再開後はSR渋谷、川崎ブレイブサンダースに敗れ、3連敗を喫する。しかし、下を向いている暇がないほどの間隔でやってくる試合を通じて修正し、成長できたことで連勝を重ねていった。技術や戦術ではなく、苦しい期間をともに乗り越えたことで、「チームとしての成長が見られた」と大野ヘッドコーチは言い、それが9連勝につながった。チームメイトを信頼し、ボールを共有しながらしっかりと状況を見つめて戦えるようになった今、ヘッドコーチが求める理想のスタイルへと変貌を遂げた。
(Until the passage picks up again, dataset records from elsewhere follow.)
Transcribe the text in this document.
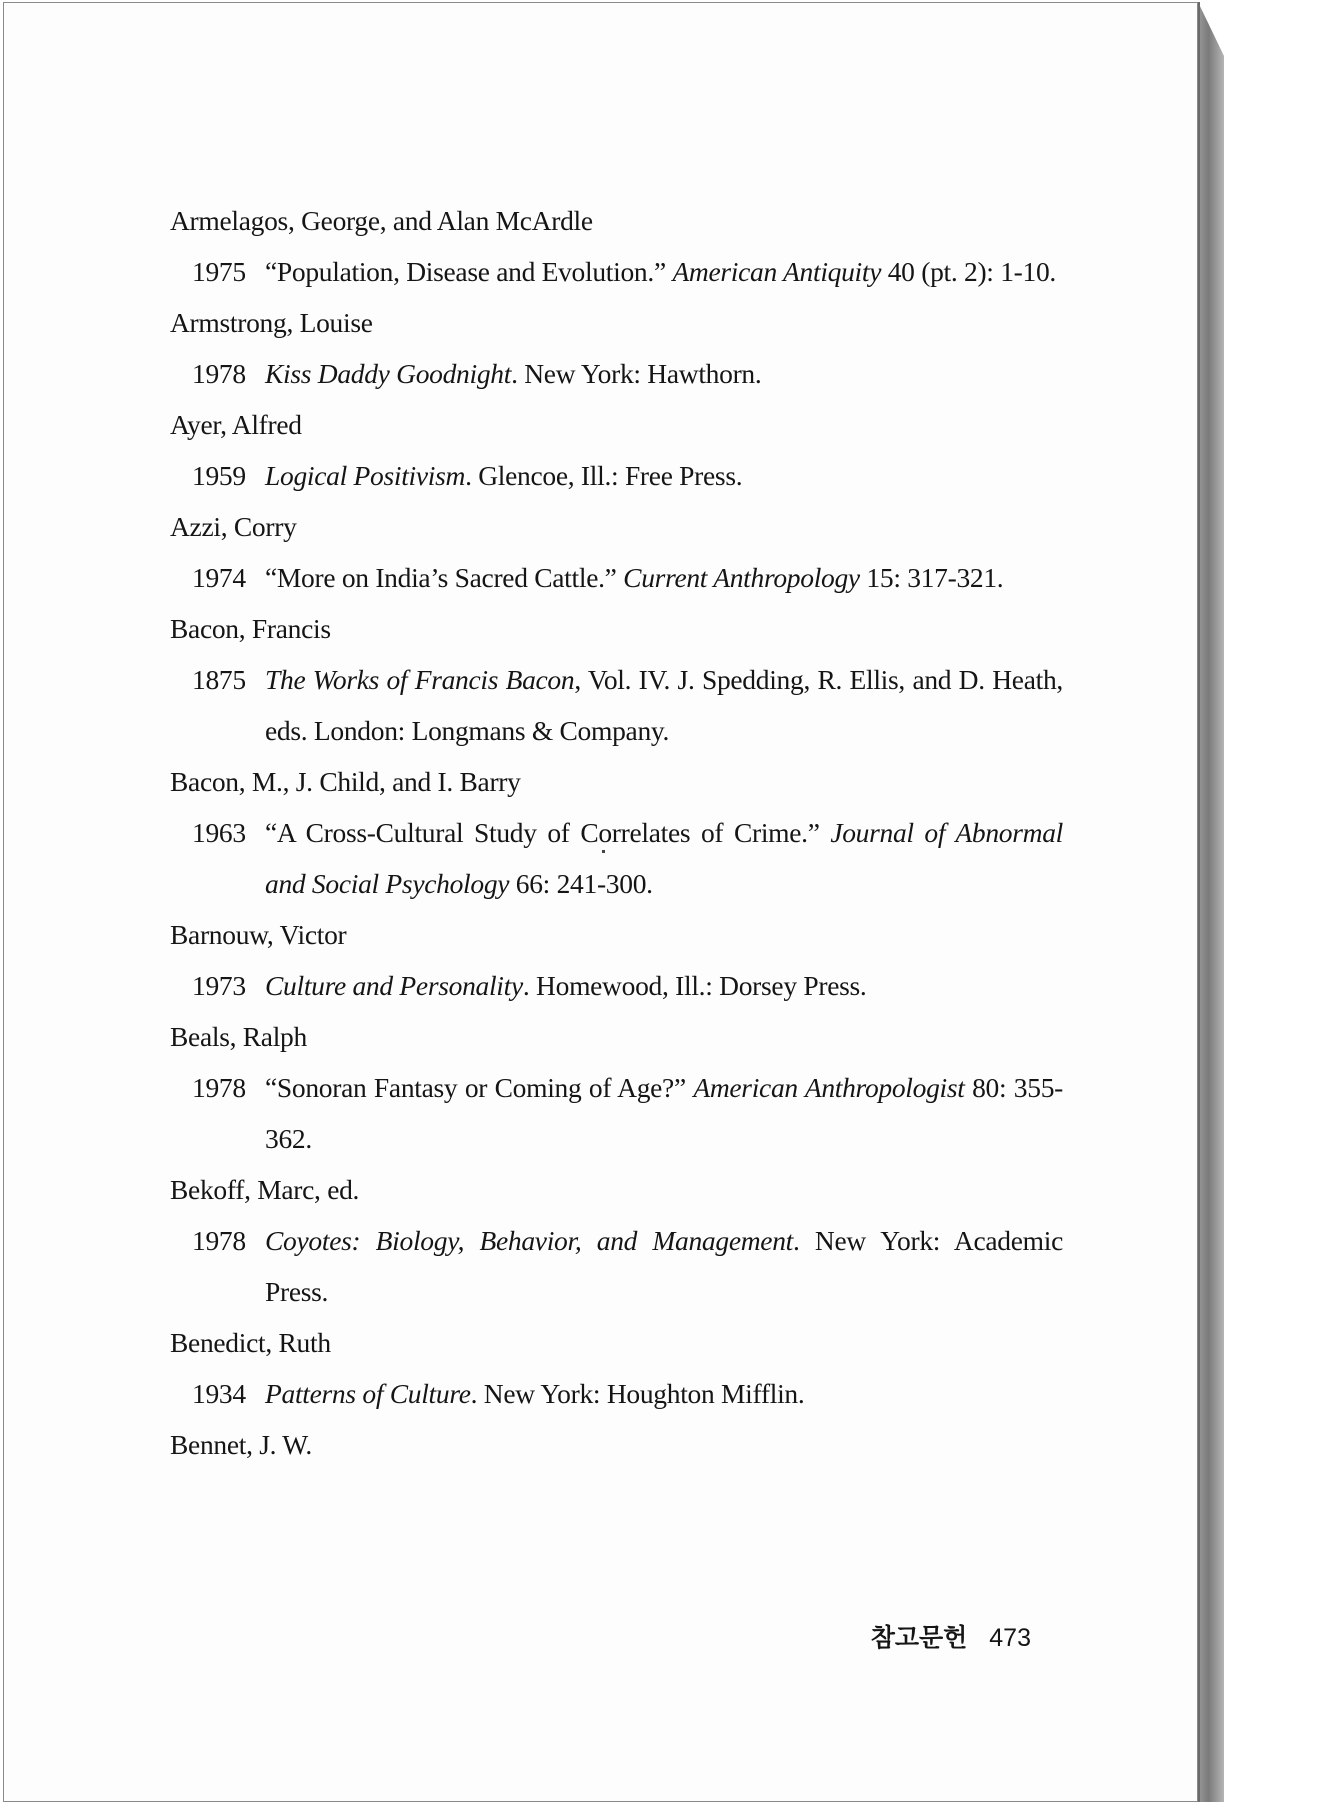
Armelagos, George, and Alan McArdle
1975 “Population, Disease and Evolution.” American Antiquity 40 (pt. 2): 1-10.
Armstrong, Louise
1978 Kiss Daddy Goodnight. New York: Hawthorn.
Ayer, Alfred
1959 Logical Positivism. Glencoe, Ill.: Free Press.
Azzi, Corry
1974 “More on India’s Sacred Cattle.” Current Anthropology 15: 317-321.
Bacon, Francis
1875 The Works of Francis Bacon, Vol. IV. J. Spedding, R. Ellis, and D. Heath, eds. London: Longmans & Company.
Bacon, M., J. Child, and I. Barry
1963 “A Cross-Cultural Study of Correlates of Crime.” Journal of Abnormal and Social Psychology 66: 241-300.
Barnouw, Victor
1973 Culture and Personality. Homewood, Ill.: Dorsey Press.
Beals, Ralph
1978 “Sonoran Fantasy or Coming of Age?” American Anthropologist 80: 355-362.
Bekoff, Marc, ed.
1978 Coyotes: Biology, Behavior, and Management. New York: Academic Press.
Benedict, Ruth
1934 Patterns of Culture. New York: Houghton Mifflin.
Bennet, J. W.
참고문헌 473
千葉の試合を見ていて、『選手層の厚さ=タレントの多さ』ではないことを感じる。もちろん他のチームと比較し、千葉には素晴らしい選手が多いのは間違いない。だが、それだけで好成績を収められるほど、Bリーグは甘くない。選手それぞれが役割を果たし、短いプレータイムの中でも結果を出し、仕事を全うできる選手が多いことが層の厚さにつながる。そこにタレント力はあまり関係ない。「チャンピオンシップに向かうにあたり、ローテーションに入れるかどうかの競争になる。一人ひとりがアピールしたいという気持ちを持ってプレーしてくれたおかげ」という大野ヘッドコーチの言葉どおり、チーム内で切磋琢磨させながらその厚みを増して行った。